Now news of a garden visit with a difference! At Anglesey Abbey, on November 30th, December 1st, 6th-8th, and 13th-15th, the winter garden and riverside paths will be illuminated after dark, from 5.30 to 7.30pm. There will be music, entertainers and barbecued food along the route. It is essential to book and tickets cost £10.50 for adults, £7.50 for children. See the 'Winter Lights at Anglesey Abbey' website for full details.

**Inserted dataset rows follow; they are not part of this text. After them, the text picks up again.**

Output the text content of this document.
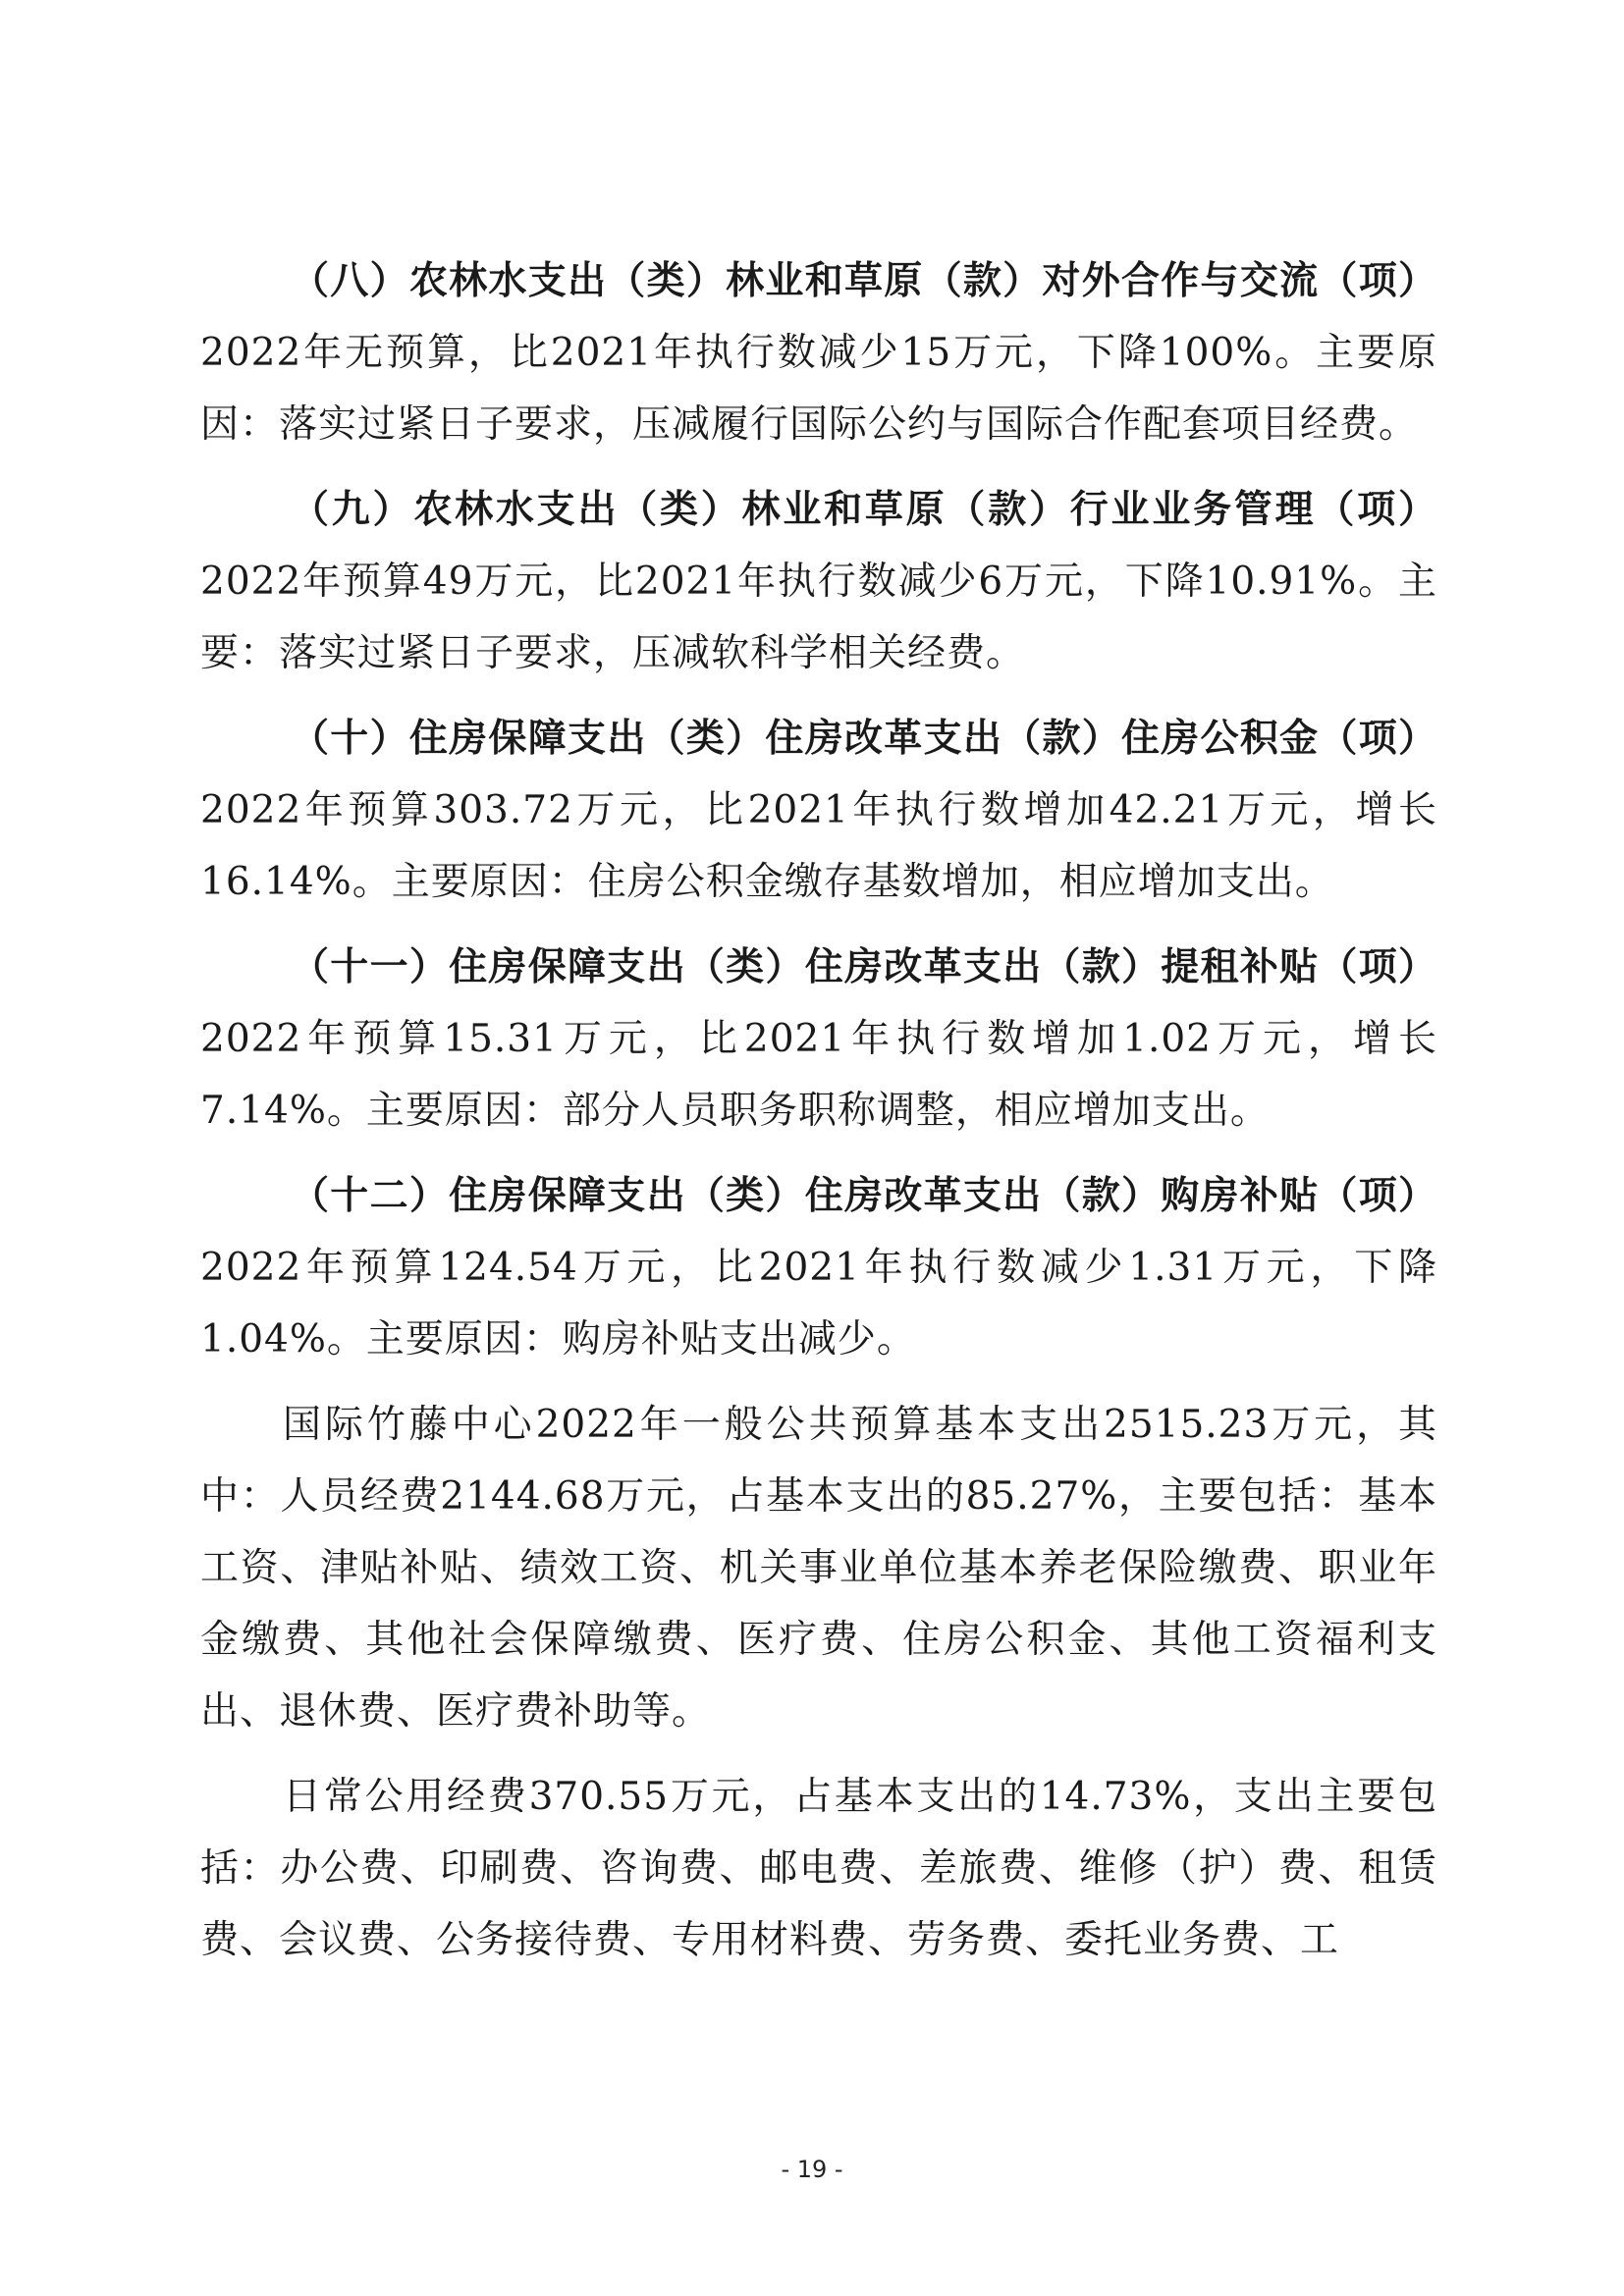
（八）农林水支出（类）林业和草原（款）对外合作与交流（项）2022年无预算，比2021年执行数减少15万元，下降100%。主要原因：落实过紧日子要求，压减履行国际公约与国际合作配套项目经费。

（九）农林水支出（类）林业和草原（款）行业业务管理（项）2022年预算49万元，比2021年执行数减少6万元，下降10.91%。主要：落实过紧日子要求，压减软科学相关经费。

（十）住房保障支出（类）住房改革支出（款）住房公积金（项）2022年预算303.72万元，比2021年执行数增加42.21万元，增长16.14%。主要原因：住房公积金缴存基数增加，相应增加支出。

（十一）住房保障支出（类）住房改革支出（款）提租补贴（项）2022年预算15.31万元，比2021年执行数增加1.02万元，增长7.14%。主要原因：部分人员职务职称调整，相应增加支出。

（十二）住房保障支出（类）住房改革支出（款）购房补贴（项）2022年预算124.54万元，比2021年执行数减少1.31万元，下降1.04%。主要原因：购房补贴支出减少。

国际竹藤中心2022年一般公共预算基本支出2515.23万元，其中：人员经费2144.68万元，占基本支出的85.27%，主要包括：基本工资、津贴补贴、绩效工资、机关事业单位基本养老保险缴费、职业年金缴费、其他社会保障缴费、医疗费、住房公积金、其他工资福利支出、退休费、医疗费补助等。

日常公用经费370.55万元，占基本支出的14.73%，支出主要包括：办公费、印刷费、咨询费、邮电费、差旅费、维修（护）费、租赁费、会议费、公务接待费、专用材料费、劳务费、委托业务费、工

- 19 -
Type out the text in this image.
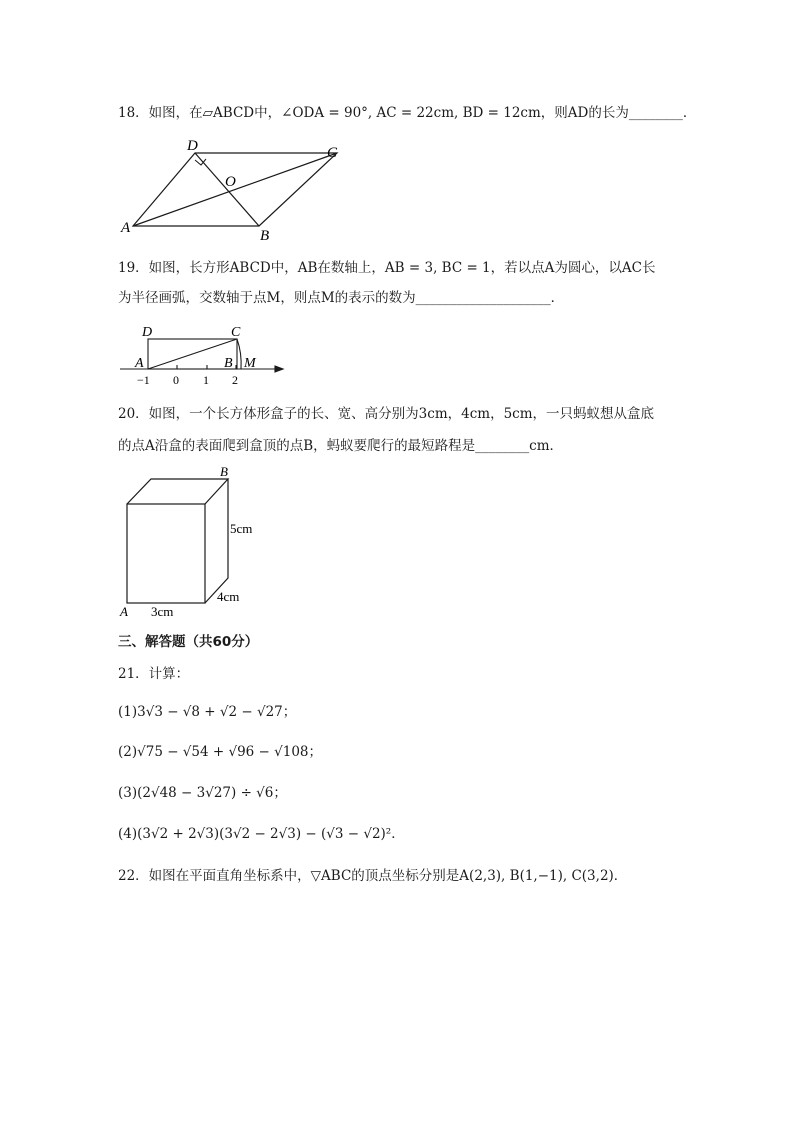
18．如图，在▱ABCD中，∠ODA = 90°, AC = 22cm, BD = 12cm，则AD的长为________．
A
D	C
B
O
19．如图，长方形ABCD中，AB在数轴上，AB = 3, BC = 1，若以点A为圆心，以AC长
为半径画弧，交数轴于点M，则点M的表示的数为____________________．
D	C
A	B M
−1 0 1 2
20．如图，一个长方体形盒子的长、宽、高分别为3cm，4cm，5cm，一只蚂蚁想从盒底
的点A沿盒的表面爬到盒顶的点B，蚂蚁要爬行的最短路程是________cm．
B
A
5cm
4cm
3cm
三、解答题（共60分）
21．计算：
(1)3√3 − √8 + √2 − √27；
(2)√75 − √54 + √96 − √108；
(3)(2√48 − 3√27) ÷ √6；
(4)(3√2 + 2√3)(3√2 − 2√3) − (√3 − √2)²．
22．如图在平面直角坐标系中，▽ABC的顶点坐标分别是A(2,3), B(1,−1), C(3,2)．
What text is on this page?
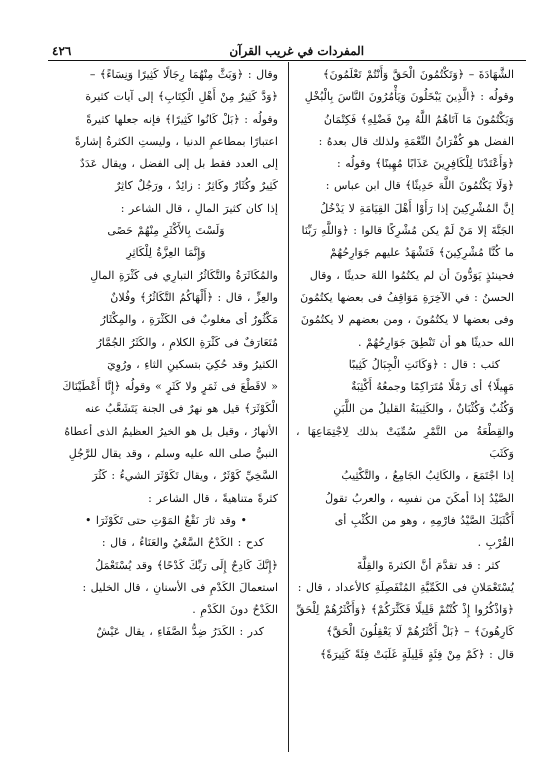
٤٢٦	المفردات في غريب القرآن

الشَّهَادَةَ – ﴿وَتَكْتُمُونَ الْحَقَّ وَأَنْتُمْ تَعْلَمُونَ﴾

وقولُه : ﴿الَّذِينَ يَبْخَلُونَ وَيَأْمُرُونَ النَّاسَ بِالْبُخْلِ

وَيَكْتُمُونَ مَا آتَاهُمُ اللَّهُ مِنْ فَضْلِهِ﴾ فَكِتْمَانُ

الفضل هو كُفْرَانُ النِّعْمَةِ ولذلك قال بعدهُ :

﴿وَأَعْتَدْنَا لِلْكَافِرِينَ عَذَابًا مُهِينًا﴾ وقولُه :

﴿وَلَا يَكْتُمُونَ اللَّهَ حَدِيثًا﴾ قال ابن عباس :

إنَّ المُشْرِكِينَ إذا رَأَوْا أَهْلَ القِيَامَةِ لا يَدْخُلُ

الجَنَّةَ إلا مَنْ لَمْ يكن مُشْرِكًا قالوا : ﴿وَاللَّهِ رَبِّنَا

ما كُنَّا مُشْرِكِينَ﴾ فَتَشْهَدُ عليهم جَوَارِحُهُمْ

فحينئذٍ يَوَدُّونَ أن لم يكتُمُوا اللهَ حديثًا ، وقال

الحسنُ : في الآخِرَةِ مَوَاقِفُ فى بعضها يكتُمُونَ

وفى بعضها لا يكتُمُونَ ، ومن بعضهم لا يكتُمُونَ

الله حديثًا هو أن تَنْطِقَ جَوَارِحُهُمْ .

كثب : قال : ﴿وَكَانَتِ الْجِبَالُ كَثِيبًا

مَهِيلًا﴾ أى رَمْلًا مُتَرَاكِمًا وجمعُهُ أَكْثِبَةٌ

وَكُثُبٌ وَكُثْبَانٌ ، والكَثِيبَةُ القليلُ من اللَّبَنِ

والقِطْعَةُ من التَّمْرِ سُمِّيَتْ بذلك لِاجْتِمَاعِهَا ، وَكَثَبَ

إذا اجْتَمَعَ ، والكَاثِبُ الجَامِعُ ، والتَّكْثِيبُ

الصَّيْدُ إذا أمكَنَ من نفسِه ، والعربُ تقولُ

أَكْثَبَكَ الصَّيْدُ فارْمِهِ ، وهو من الكُثْبِ أى

القُرْبِ .

كثر : قد تقدَّمَ أنَّ الكثرةَ والقِلَّةَ

يُسْتَعْمَلانِ فى الكَمِّيَّةِ المُنْفَصِلَةِ كالأعداد ، قال :

﴿وَاذْكُرُوا إِذْ كُنْتُمْ قَلِيلًا فَكَثَّرَكُمْ﴾ ﴿وَأَكْثَرُهُمْ لِلْحَقِّ

كَارِهُونَ﴾ – ﴿بَلْ أَكْثَرُهُمْ لَا يَعْقِلُونَ الْحَقَّ﴾

قال : ﴿كَمْ مِنْ فِئَةٍ قَلِيلَةٍ غَلَبَتْ فِئَةً كَثِيرَةً﴾

وقال : ﴿وَبَثَّ مِنْهُمَا رِجَالًا كَثِيرًا وَنِسَاءً﴾ –

﴿وَدَّ كَثِيرٌ مِنْ أَهْلِ الْكِتَابِ﴾ إلى آيات كثيرة

وقولُه : ﴿بَلْ كَانُوا كَثِيرًا﴾ فإنه جعلها كثيرةً

اعتبارًا بمطاعمِ الدنيا ، وليستِ الكثرةُ إشارةً

إلى العدد فقط بل إلى الفضل ، ويقال عَدَدٌ

كَثِيرٌ وكُثَارٌ وكَاثِرٌ : زائِدٌ ، ورَجُلٌ كاثِرٌ

إذا كان كثيرَ المالِ ، قال الشاعر :

وَلَسْتَ بِالأَكْثَرِ مِنْهُمْ حَصًى

وَإِنَّمَا العِزَّةُ لِلْكَاثِرِ

والمُكَاثَرَةُ والتَّكَاثُرُ التبارِي فى كَثْرَةِ المالِ

والعِزِّ ، قال : ﴿أَلْهَاكُمُ التَّكَاثُرُ﴾ وفُلانٌ

مَكْثُورٌ أى مغلوبٌ فى الكَثْرَةِ ، والمِكْثَارُ

مُتَعَارَفٌ فى كَثْرَةِ الكلامِ ، والكَثَرُ الجُمَّارُ

الكثيرُ وقد حُكِيَ بتسكينِ الثاءِ ، ورُوِيَ

« لاقَطْعَ فى ثَمَرٍ ولا كَثَرٍ » وقولُه ﴿إِنَّا أَعْطَيْنَاكَ

الْكَوْثَرَ﴾ قيل هو نهرٌ فى الجنة يَتَشَعَّبُ عنه

الأنهارُ ، وقيل بل هو الخيرُ العظيمُ الذى أعطاهُ

النبيُّ صلى الله عليه وسلم ، وقد يقال للرَّجُلِ

السَّخِيِّ كَوْثَرٌ ، ويقال تَكَوْثَرَ الشيءُ : كَثُرَ

كثرةً متناهيةً ، قال الشاعر :

• وقد ثارَ نَقْعُ المَوْتِ حتى تَكَوْثَرَا •

كدح : الكَدْحُ السَّعْيُ والعَنَاءُ ، قال :

﴿إِنَّكَ كَادِحٌ إِلَى رَبِّكَ كَدْحًا﴾ وقد يُسْتَعْمَلُ

استعمالَ الكَدْمِ فى الأسنانِ ، قال الخليل :

الكَدْحُ دونَ الكَدْمِ .

كدر : الكَدَرُ ضِدُّ الصَّفَاءِ ، يقال عَيْشٌ
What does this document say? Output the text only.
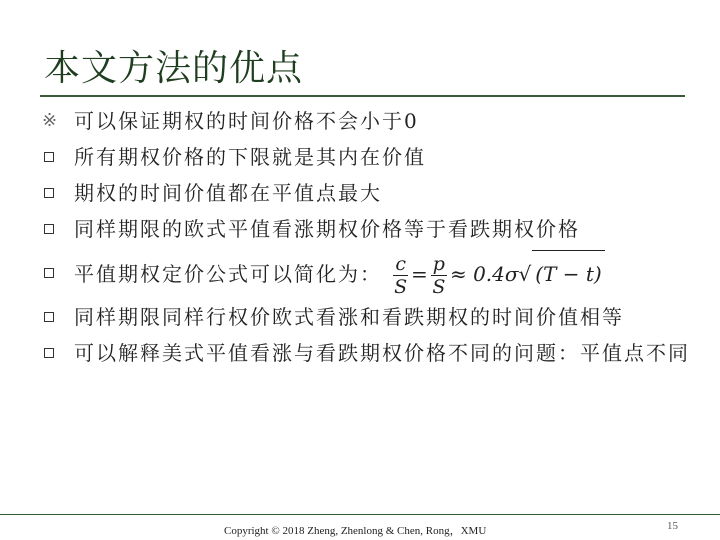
本文方法的优点
※ 可以保证期权的时间价格不会小于0
所有期权价格的下限就是其内在价值
期权的时间价值都在平值点最大
同样期限的欧式平值看涨期权价格等于看跌期权价格
平值期权定价公式可以简化为： $\frac{c}{S} = \frac{p}{S} \approx 0.4\sigma√$ (T − t)
同样期限同样行权价欧式看涨和看跌期权的时间价值相等
可以解释美式平值看涨与看跌期权价格不同的问题：平值点不同
Copyright © 2018 Zheng, Zhenlong & Chen, Rong，XMU	15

Valerie Hall, Girton Garden Society
George Thorpe's Tip of the Month
Plants in pots outdoors have to put up with freezing winter weather, which can be a killer. As the temperature drops and persists the compost in the pot freezes from the edges towards the centre, and even for a hardy plant this will eventually be fatal. Ironically they can't take up water, because it's frozen, and they die of drought! You can improve the odds by bringing the plant into a sheltered spot, by reducing the amount of waterlogging (remove saucers, cover the soil in order to shed water), by wrapping some bubble-wrap round the pot, and by packing pots close together to cut down on draughts.
A large dahlia that I'd left in the ground last winter survived ok, but it didn't flower until early September, so this autumn I'm going to lift it, and store the dry tuber in the shed (frost-free). I will also lift a showy Hedychium (false ginger), which usually follows the flowers with gaudy seeds, but not this year, because it came into flower too late. For nearly 20 years we averaged such mild winters it didn't make sense to lift such nearly hardy perennials so gradually I did so less and less, but with winter weather now so hard to predict I think it's worth the effort of lifting and potting.